Dazu blickt sie aus drei verschiedenen Richtungen auf den Opfertod des Messias, die wir hier in der umgekehrten Reihenfolge ihrer Behandlung in der Liturgie ansprechen wollen. Das Evangelium bringt die Perikope aus dem Lukasevangelium (18, 31-43), in der Jesus seinen Getreuen das bevorstehende Leiden, den Tod und die Auferstehung, ankündigt. Und da die Jünger diese doch so klar ausgesprochene Ankündigung nicht verstehen oder nicht verstehen wollen – schließlich hatten sie sich die Erlösungstat des Messias ganz anders vorgestellt – folgt dann noch die Erzählung von der Heilung des Blinden, der durch seinen Glauben sehend gemacht wurde – und ebenso sollen die Jünger durch ihren Glauben sehend werden, damit sie dann, wenn das Ereignis eintritt, nicht im Abgrund der Verzweiflung versinken. Dem die meisten von ihnen doch nicht entgingen – bis sie nach der Auferstehung mit eigenen Augen sehen konnten, was zu glauben ihnen (und den heutigen ebenso) so schwer fiel.

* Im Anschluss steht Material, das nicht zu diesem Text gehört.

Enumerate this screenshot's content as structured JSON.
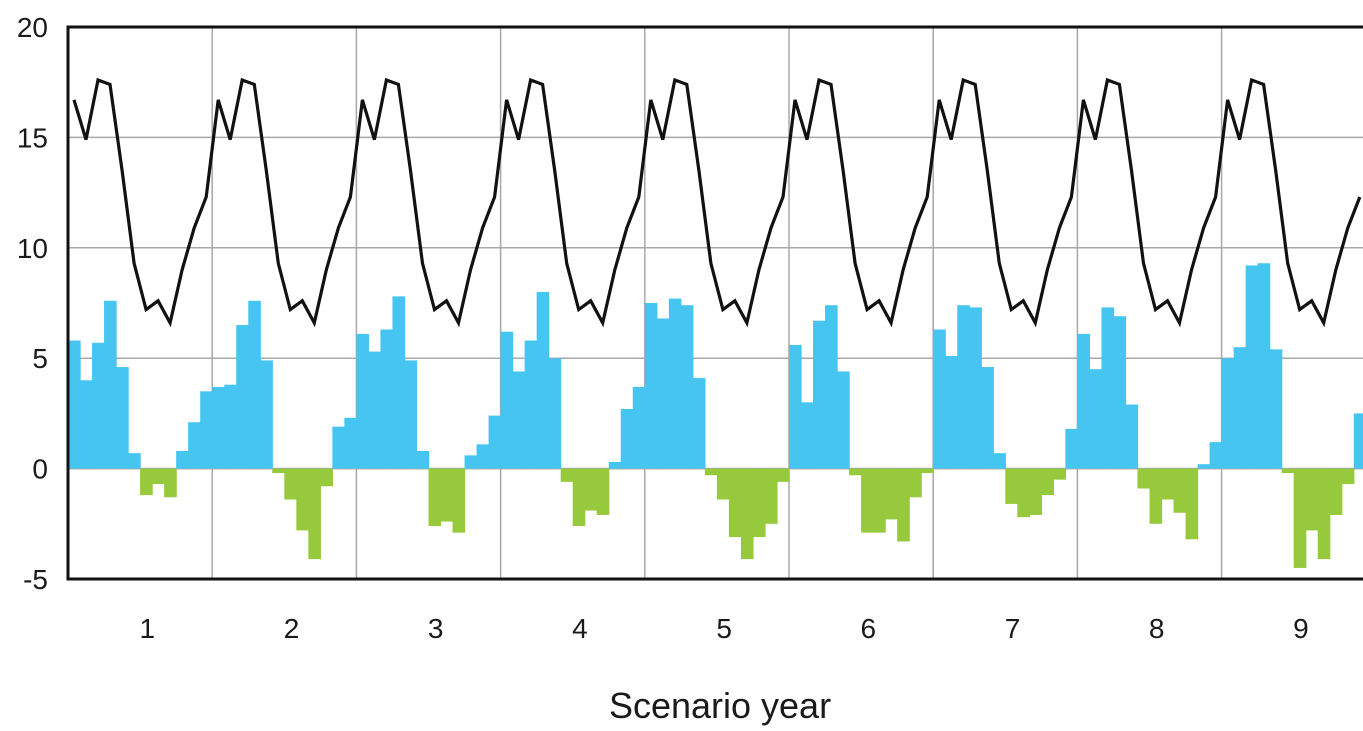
{
  "chart_data": {
    "type": "bar",
    "xlabel": "Scenario year",
    "ylabel": "",
    "ylim": [
      -5,
      20
    ],
    "yticks": [
      20,
      15,
      10,
      5,
      0,
      -5
    ],
    "years": [
      "1",
      "2",
      "3",
      "4",
      "5",
      "6",
      "7",
      "8",
      "9"
    ],
    "grid": true,
    "colors": {
      "positive": "#45c5f0",
      "negative": "#97c93d",
      "line": "#111111",
      "grid": "#a8a8a8",
      "frame": "#111111"
    },
    "monthly_bars": [
      [
        5.8,
        4.0,
        5.7,
        7.6,
        4.6,
        0.7,
        -1.2,
        -0.7,
        -1.3,
        0.8,
        2.1,
        3.5
      ],
      [
        3.7,
        3.8,
        6.5,
        7.6,
        4.9,
        -0.2,
        -1.4,
        -2.8,
        -4.1,
        -0.8,
        1.9,
        2.3
      ],
      [
        6.1,
        5.3,
        6.3,
        7.8,
        4.9,
        0.8,
        -2.6,
        -2.4,
        -2.9,
        0.6,
        1.1,
        2.4
      ],
      [
        6.2,
        4.4,
        5.8,
        8.0,
        5.0,
        -0.6,
        -2.6,
        -1.9,
        -2.1,
        0.3,
        2.7,
        3.7
      ],
      [
        7.5,
        6.8,
        7.7,
        7.4,
        4.1,
        -0.3,
        -1.4,
        -3.1,
        -4.1,
        -3.1,
        -2.5,
        -0.6
      ],
      [
        5.6,
        3.0,
        6.7,
        7.4,
        4.4,
        -0.3,
        -2.9,
        -2.9,
        -2.3,
        -3.3,
        -1.3,
        -0.2
      ],
      [
        6.3,
        5.1,
        7.4,
        7.3,
        4.6,
        0.7,
        -1.6,
        -2.2,
        -2.1,
        -1.2,
        -0.5,
        1.8
      ],
      [
        6.1,
        4.5,
        7.3,
        6.9,
        2.9,
        -0.9,
        -2.5,
        -1.4,
        -2.0,
        -3.2,
        0.2,
        1.2
      ],
      [
        5.0,
        5.5,
        9.2,
        9.3,
        5.4,
        -0.2,
        -4.5,
        -2.8,
        -4.1,
        -2.1,
        -0.7,
        2.5
      ]
    ],
    "line_cycle": [
      16.7,
      14.9,
      17.6,
      17.4,
      13.5,
      9.3,
      7.2,
      7.6,
      6.6,
      9.0,
      10.9,
      12.3
    ]
  }
}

Die vorausgehende Lesung aus dem Brief an die Corinther (1 Cor 13; 1-13) lenkt den Blick auf die Triebkraft, die den Menschensohn zu dieser Opfertat aufruft und befähigt, und darauf, daß diese Motivation von jedem Einzelnen beantwortet und aufgegriffen werden muß, um das Erlösungswerk fruchtbringend zu machen. Diese Triebkraft ist die alle Grenzen überfließende unendliche Liebe des Schöpfers zu seinen Geschöpfen, und die erwartete Antwort ist eine – wenn auch viel begrenztere und bescheidener – Liebe des Geschöpfs zu seinem Schöpfer. Der Apostel sagt es zwar nicht expressis Verbis, aber seine Aussage ist doch völlig klar: Es geht hier nicht oder zumindest nicht in erster Linie um die „caritas“, die Liebe zu anderen Menschen und zur Verbesserung der Welt – selbst die Hingabe des ganzen Vermögens zur Speisung der Armen und die heroische Tat des Feuertodes wären nichts ohne die Liebe in der Antwort auf die Liebe Gottes.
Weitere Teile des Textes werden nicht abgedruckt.